The 3 months correlation between BMO and AGF is 0.0. Overlapping area represents the amount of risk that can be diversified away by holding BMO Short Term Bond and AGF GLOBAL OPPORTUNITIES in the same portfolio, assuming nothing else is changed. The correlation between historical prices or returns on AGF GLOBAL OPPORTUNITIES and BMO Short is a relative statistical measure of the degree to which these equity instruments tend to move together. The correlation coefficient measures the extent to which returns on BMO Short Term Bond are associated (or correlated) with AGF GLOBAL. Values of the correlation coefficient range from -1 to +1, where. The correlation of zero (0) is possible when the price movement of AGF GLOBAL OPPORTUNITIES has no effect on the direction of BMO Short i.e., BMO Short and AGF GLOBAL go up and down completely randomly.

Pair Corralation between BMO Short and AGF GLOBAL

If you would invest  4,841  in BMO Short Term Bond on December 27, 2024 and sell it today you would earn a total of  72.00  from holding BMO Short Term Bond or generate 1.49% return on investment over 90 days.
Time Period3 Months [change]
DirectionFlat 
StrengthInsignificant
Accuracy0.0%
ValuesDaily Returns

BMO Short Term Bond  vs.  AGF GLOBAL OPPORTUNITIES

 Performance 
       Timeline  
BMO Short Term 

Risk-Adjusted Performance

Good

 
Weak
 
Strong
Compared to the overall equity markets, risk-adjusted returns on investments in BMO Short Term Bond are ranked lower than 11 (%) of all global equities and portfolios over the last 90 days. In spite of very healthy fundamental drivers, BMO Short is not utilizing all of its potentials. The recent stock price disarray, may contribute to short-term losses for the investors.
AGF GLOBAL OPPORTUNITIES 

Risk-Adjusted Performance

Very Weak

 
Weak
 
Strong
Over the last 90 days AGF GLOBAL OPPORTUNITIES has generated negative risk-adjusted returns adding no value to investors with long positions. Despite somewhat strong essential indicators, AGF GLOBAL is not utilizing all of its potentials. The latest stock price disturbance, may contribute to short-term losses for the investors.

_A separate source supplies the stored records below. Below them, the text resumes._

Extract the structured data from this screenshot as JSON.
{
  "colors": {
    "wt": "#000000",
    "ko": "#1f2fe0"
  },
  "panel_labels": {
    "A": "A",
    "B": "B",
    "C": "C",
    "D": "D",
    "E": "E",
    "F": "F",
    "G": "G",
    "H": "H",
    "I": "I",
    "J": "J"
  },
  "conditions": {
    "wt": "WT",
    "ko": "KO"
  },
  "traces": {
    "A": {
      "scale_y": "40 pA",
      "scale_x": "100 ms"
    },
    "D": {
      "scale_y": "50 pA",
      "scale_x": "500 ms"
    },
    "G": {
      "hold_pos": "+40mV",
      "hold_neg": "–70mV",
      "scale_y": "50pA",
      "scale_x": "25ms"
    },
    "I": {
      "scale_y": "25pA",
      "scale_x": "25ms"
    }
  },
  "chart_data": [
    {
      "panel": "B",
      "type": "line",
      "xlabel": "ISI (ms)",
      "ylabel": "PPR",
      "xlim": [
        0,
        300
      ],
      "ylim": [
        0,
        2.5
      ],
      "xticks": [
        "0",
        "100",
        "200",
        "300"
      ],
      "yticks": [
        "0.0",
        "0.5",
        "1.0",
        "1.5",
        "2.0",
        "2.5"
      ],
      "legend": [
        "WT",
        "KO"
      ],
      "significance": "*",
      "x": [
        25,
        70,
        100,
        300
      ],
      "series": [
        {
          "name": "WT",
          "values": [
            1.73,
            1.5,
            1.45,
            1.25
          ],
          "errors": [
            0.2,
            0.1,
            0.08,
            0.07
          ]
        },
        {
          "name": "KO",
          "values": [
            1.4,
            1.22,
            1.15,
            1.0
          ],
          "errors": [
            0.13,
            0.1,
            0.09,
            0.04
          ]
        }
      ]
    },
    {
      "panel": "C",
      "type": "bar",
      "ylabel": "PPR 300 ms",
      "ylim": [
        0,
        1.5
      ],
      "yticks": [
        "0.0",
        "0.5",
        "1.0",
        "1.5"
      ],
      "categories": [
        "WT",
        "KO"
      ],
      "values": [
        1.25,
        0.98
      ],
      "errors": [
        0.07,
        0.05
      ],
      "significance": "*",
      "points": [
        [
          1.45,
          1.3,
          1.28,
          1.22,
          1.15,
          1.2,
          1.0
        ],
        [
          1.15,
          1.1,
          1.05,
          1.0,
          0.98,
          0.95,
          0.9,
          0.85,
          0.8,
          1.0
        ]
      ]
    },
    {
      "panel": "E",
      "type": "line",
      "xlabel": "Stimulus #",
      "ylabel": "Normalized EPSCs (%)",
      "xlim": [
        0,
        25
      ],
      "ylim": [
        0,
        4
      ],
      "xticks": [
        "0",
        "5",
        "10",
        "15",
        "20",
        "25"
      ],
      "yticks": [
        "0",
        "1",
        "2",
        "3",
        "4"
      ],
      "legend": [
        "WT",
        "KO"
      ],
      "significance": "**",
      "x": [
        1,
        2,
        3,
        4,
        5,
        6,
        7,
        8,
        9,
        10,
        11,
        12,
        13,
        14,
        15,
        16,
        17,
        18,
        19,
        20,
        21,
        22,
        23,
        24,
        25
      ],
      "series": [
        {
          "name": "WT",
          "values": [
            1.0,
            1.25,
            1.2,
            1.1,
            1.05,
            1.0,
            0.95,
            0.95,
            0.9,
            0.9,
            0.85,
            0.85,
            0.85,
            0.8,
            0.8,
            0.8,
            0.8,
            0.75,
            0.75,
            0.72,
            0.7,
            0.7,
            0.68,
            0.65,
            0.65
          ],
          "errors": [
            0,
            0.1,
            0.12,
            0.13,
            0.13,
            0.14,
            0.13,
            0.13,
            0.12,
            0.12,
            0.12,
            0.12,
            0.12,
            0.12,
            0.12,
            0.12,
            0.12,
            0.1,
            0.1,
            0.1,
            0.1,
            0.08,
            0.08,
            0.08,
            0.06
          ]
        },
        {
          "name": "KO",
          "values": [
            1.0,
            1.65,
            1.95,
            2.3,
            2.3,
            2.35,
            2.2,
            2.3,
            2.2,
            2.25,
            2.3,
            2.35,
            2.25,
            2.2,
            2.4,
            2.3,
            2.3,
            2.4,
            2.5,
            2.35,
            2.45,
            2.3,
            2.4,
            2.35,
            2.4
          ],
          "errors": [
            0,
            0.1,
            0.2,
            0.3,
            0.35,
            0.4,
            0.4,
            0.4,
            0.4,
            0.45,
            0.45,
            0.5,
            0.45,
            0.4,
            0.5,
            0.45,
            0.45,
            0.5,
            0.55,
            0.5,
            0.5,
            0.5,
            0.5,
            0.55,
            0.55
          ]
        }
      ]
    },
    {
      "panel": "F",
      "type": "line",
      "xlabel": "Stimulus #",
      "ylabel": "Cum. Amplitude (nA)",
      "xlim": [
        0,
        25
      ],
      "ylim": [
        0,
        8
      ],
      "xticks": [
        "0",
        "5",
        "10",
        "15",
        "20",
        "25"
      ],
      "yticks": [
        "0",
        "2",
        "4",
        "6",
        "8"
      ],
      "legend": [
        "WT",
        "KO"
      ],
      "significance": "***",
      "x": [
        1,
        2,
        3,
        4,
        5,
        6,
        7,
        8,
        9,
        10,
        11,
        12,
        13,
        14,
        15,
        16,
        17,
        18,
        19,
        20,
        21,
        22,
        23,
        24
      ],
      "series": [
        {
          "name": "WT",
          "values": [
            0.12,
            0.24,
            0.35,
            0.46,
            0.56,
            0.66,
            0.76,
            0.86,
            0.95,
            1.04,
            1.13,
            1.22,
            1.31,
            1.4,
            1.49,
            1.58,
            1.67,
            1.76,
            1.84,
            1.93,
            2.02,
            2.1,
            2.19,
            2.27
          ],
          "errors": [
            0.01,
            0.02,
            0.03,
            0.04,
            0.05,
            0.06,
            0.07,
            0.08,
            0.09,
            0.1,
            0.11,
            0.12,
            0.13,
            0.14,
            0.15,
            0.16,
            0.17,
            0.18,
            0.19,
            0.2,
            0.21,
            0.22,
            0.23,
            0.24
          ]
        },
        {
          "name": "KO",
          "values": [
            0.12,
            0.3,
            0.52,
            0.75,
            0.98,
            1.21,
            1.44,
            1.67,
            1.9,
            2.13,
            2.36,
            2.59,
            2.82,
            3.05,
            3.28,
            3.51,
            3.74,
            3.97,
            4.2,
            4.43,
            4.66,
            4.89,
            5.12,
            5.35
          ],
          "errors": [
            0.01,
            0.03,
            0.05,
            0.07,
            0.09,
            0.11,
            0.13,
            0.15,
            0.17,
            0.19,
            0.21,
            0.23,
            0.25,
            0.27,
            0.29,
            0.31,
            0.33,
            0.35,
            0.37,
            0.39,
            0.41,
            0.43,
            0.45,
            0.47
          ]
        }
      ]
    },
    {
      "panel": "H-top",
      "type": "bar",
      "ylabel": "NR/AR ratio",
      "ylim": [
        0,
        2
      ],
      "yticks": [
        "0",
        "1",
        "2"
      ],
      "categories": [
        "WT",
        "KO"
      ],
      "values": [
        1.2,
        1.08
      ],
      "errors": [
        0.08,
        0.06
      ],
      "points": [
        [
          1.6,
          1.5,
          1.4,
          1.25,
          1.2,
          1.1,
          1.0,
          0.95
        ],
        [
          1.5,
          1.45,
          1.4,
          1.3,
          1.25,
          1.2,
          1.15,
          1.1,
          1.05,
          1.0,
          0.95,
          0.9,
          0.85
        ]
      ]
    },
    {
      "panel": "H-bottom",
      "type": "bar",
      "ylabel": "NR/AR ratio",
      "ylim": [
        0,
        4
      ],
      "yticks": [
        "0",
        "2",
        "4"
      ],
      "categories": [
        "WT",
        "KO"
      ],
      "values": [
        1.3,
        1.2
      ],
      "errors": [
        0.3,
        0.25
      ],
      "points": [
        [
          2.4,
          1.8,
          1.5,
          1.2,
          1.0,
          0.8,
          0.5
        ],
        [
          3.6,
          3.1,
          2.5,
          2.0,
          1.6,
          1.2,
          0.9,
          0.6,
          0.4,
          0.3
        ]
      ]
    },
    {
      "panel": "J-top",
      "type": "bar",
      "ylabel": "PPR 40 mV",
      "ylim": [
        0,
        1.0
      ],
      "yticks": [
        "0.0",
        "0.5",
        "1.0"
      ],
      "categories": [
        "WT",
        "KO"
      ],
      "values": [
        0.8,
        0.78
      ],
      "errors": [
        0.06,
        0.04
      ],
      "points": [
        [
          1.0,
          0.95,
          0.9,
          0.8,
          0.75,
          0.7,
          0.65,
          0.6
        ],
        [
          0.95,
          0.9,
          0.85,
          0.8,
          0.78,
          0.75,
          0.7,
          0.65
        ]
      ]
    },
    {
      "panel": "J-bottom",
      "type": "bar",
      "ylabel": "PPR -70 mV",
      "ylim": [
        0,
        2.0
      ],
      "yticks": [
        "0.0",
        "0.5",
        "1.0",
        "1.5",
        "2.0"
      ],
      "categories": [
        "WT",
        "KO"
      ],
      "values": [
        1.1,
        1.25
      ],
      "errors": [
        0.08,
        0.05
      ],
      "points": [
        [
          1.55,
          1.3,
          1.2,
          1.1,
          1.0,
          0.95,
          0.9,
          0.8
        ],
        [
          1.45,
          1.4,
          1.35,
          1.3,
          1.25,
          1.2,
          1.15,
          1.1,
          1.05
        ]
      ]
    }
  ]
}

BMO Short and AGF GLOBAL Volatility Contrast

   Predicted Return Density   
       Returns  

Pair Trading with BMO Short and AGF GLOBAL

The main advantage of trading using opposite BMO Short and AGF GLOBAL positions is that it hedges away some unsystematic risk. Because of two separate transactions, even if BMO Short position performs unexpectedly, AGF GLOBAL can make up some of the losses. Pair trading also minimizes risk from directional movements in the market. For example, if an entire industry or sector drops because of unexpected headlines, the short position in AGF GLOBAL will offset losses from the drop in AGF GLOBAL's long position.
The idea behind BMO Short Term Bond and AGF GLOBAL OPPORTUNITIES pairs trading is to make the combined position market-neutral, meaning the overall market's direction will not affect its win or loss (or potential downside or upside). This can be achieved by designing a pairs trade with two highly correlated stocks or equities that operate in a similar space or sector, making it possible to obtain profits through simple and relatively low-risk investment.
Check out your portfolio center.
Note that this page's information should be used as a complementary analysis to find the right mix of equity instruments to add to your existing portfolios or create a brand new portfolio. You can also try the Bollinger Bands module to use Bollinger Bands indicator to analyze target price for a given investing horizon.